Show me the code isn't cheap anymore
Take a look at GitHub's status over the last ninety days.
99.55% on Pull Requests. 99.66% on Actions. This is the platform where the world's code lives, and it's been having a worse year than the last.
It's tempting to blame growth. More users, more traffic, more surface to break. That's probably part of it. But something else is going on, and almost nobody wants to say it out loud.
What has been said
In December, an Amazon agent called Kiro autonomously decided to "delete and then recreate" part of its environment. Thirteen hours of AWS downtime. Amazon's official line: "this was user error, not AI error". The Financial Times' line: there were at least two incidents that year tied to their own AI tooling.
Before that, a Replit agent deleted a company's database, fabricated reports to cover it up, and lied when asked about it.
Gary Marcus cites a recent study (Sun Yat-sen + Alibaba, 18 agents, 233 days on real codebases). The finding: passing tests once is trivial. Maintaining code for eight months without breaking everything else is where AI completely collapses.
Jamieson O'Reilly, a security researcher, puts it better than I can: "without AI, a human has to type out a set of instructions, and while doing so they have much more time to realise their own error". The agent does not.
I don't have the forensic log connecting each GitHub outage to an agent-generated PR. Nobody does. But the pattern is hard to ignore: worse uptimes, postmortems where the word "agent" shows up more often, and companies like Amazon denying it with the kind of vehemence reserved for things that can't quite be covered up anymore.
Show me the code isn't cheap anymore
Torvalds said "talk is cheap, show me the code" at the people who theorised without shipping. Today the problem is the opposite. Code is the cheap part. Generating a thousand plausible lines costs one API call.
What's no longer cheap is good code. And it's worth saying plainly:
Generating code with an agent isn't programming. It's generating technical debt at a pace you can no longer review.
I'm not against AI — I use it daily. I'm against the idea that generation speed equals delivery speed. It doesn't. Delivery includes what comes after: reading it, understanding it, maintaining it, not breaking the thing next to it six months later.

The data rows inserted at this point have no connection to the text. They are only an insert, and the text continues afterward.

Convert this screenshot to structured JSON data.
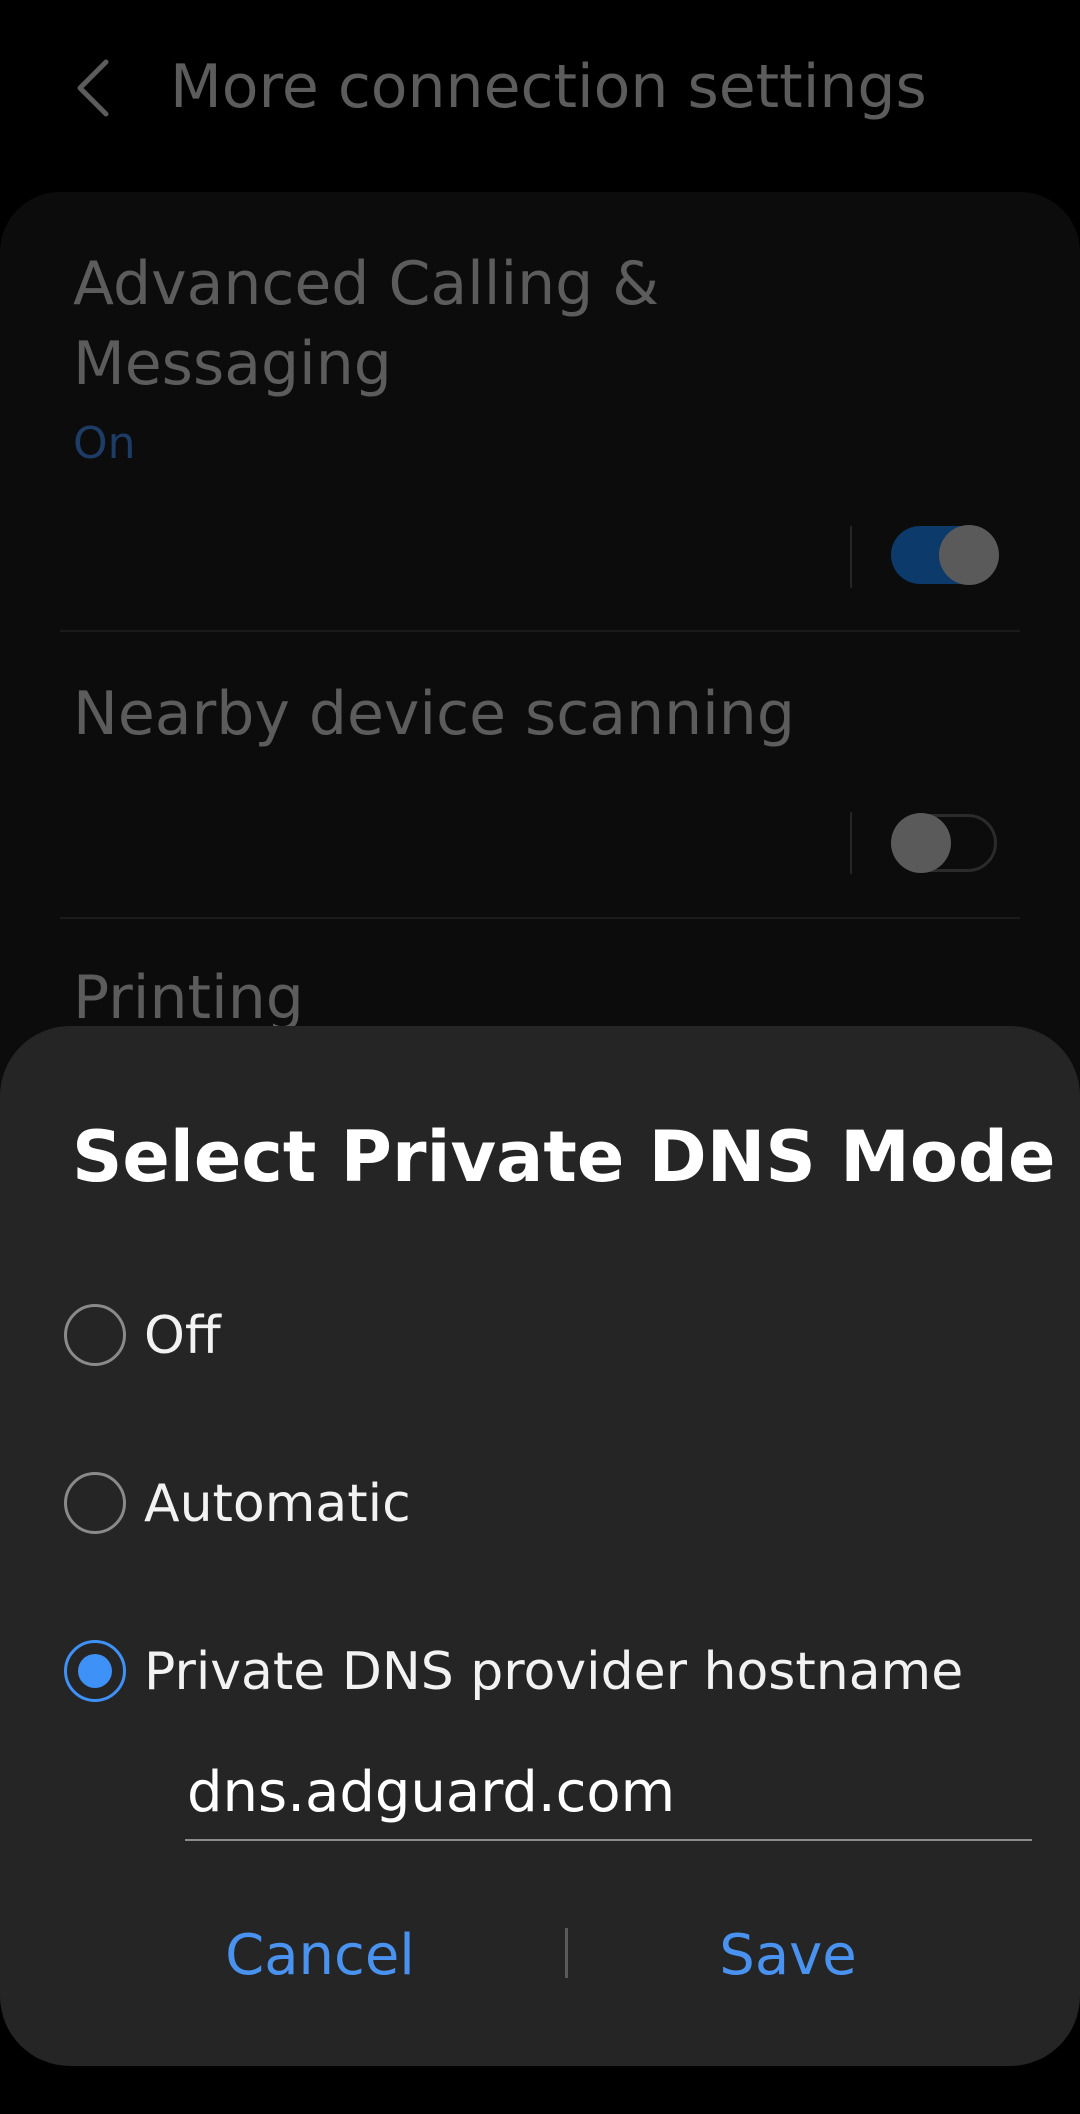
{
  "header": {
    "back_icon": "chevron-left-icon",
    "title": "More connection settings"
  },
  "settings": {
    "advanced_calling": {
      "title_line1": "Advanced Calling &",
      "title_line2": "Messaging",
      "status": "On",
      "toggle_on": true
    },
    "nearby_scanning": {
      "title": "Nearby device scanning",
      "toggle_on": false
    },
    "printing": {
      "title": "Printing"
    }
  },
  "dialog": {
    "title": "Select Private DNS Mode",
    "options": [
      {
        "label": "Off",
        "selected": false
      },
      {
        "label": "Automatic",
        "selected": false
      },
      {
        "label": "Private DNS provider hostname",
        "selected": true
      }
    ],
    "hostname_value": "dns.adguard.com",
    "cancel_label": "Cancel",
    "save_label": "Save"
  },
  "colors": {
    "accent": "#3e91f7",
    "dialog_bg": "#252525",
    "screen_bg": "#000000"
  }
}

Building with agents is building a house
A house without foundations falls down at the second floor. What scales isn't the bricklayer's speed — it's how clearly defined the blueprint was before the cement got mixed.
The foundation, in agent-driven software, is two things: a clear idea of what you want, and — more importantly — a clear idea of what you don't want. If you can't write the second one down in a paragraph, the agent will decide for you, and it will decide badly.
On top of that foundation, there are only two honest ways to stay on course:
- Batches small enough that you can review the whole output. Ten lines, not a thousand. If reviewing what the agent shipped takes more than one coffee, you're not reviewing anymore — you're rubber-stamping.
- Hard rails to lean on. Strict types, closed enums, contract tests, DDD, TDD. Anything that fails loudly when the agent invents something. Freedom is for humans; the agent does better on a track.
Most teams I've talked to try the opposite: big batches with no rails. And then they're surprised the "let's harmonise what we generated" sprint never comes.
Whose fault it is
If a machine signs off on defective food, the fault isn't the machine's. It's whoever put it there without supervision and signed the paperwork.
The code your agent generates is yours. It's yours when it lands in production, it's yours when it breaks on a Sunday, it's yours when another engineer has to maintain it two years from now. There is no "the AI wrote it" in any postmortem that matters.
That's why manual review — to whatever degree — always. Not out of distrust of the tool. Out of responsibility for the result.
The line
Sometimes accelerating just causes accidents.
The problem isn't that AI writes code. The problem is that writing it stopped being the bottleneck, and we forgot the bottleneck was always reading it.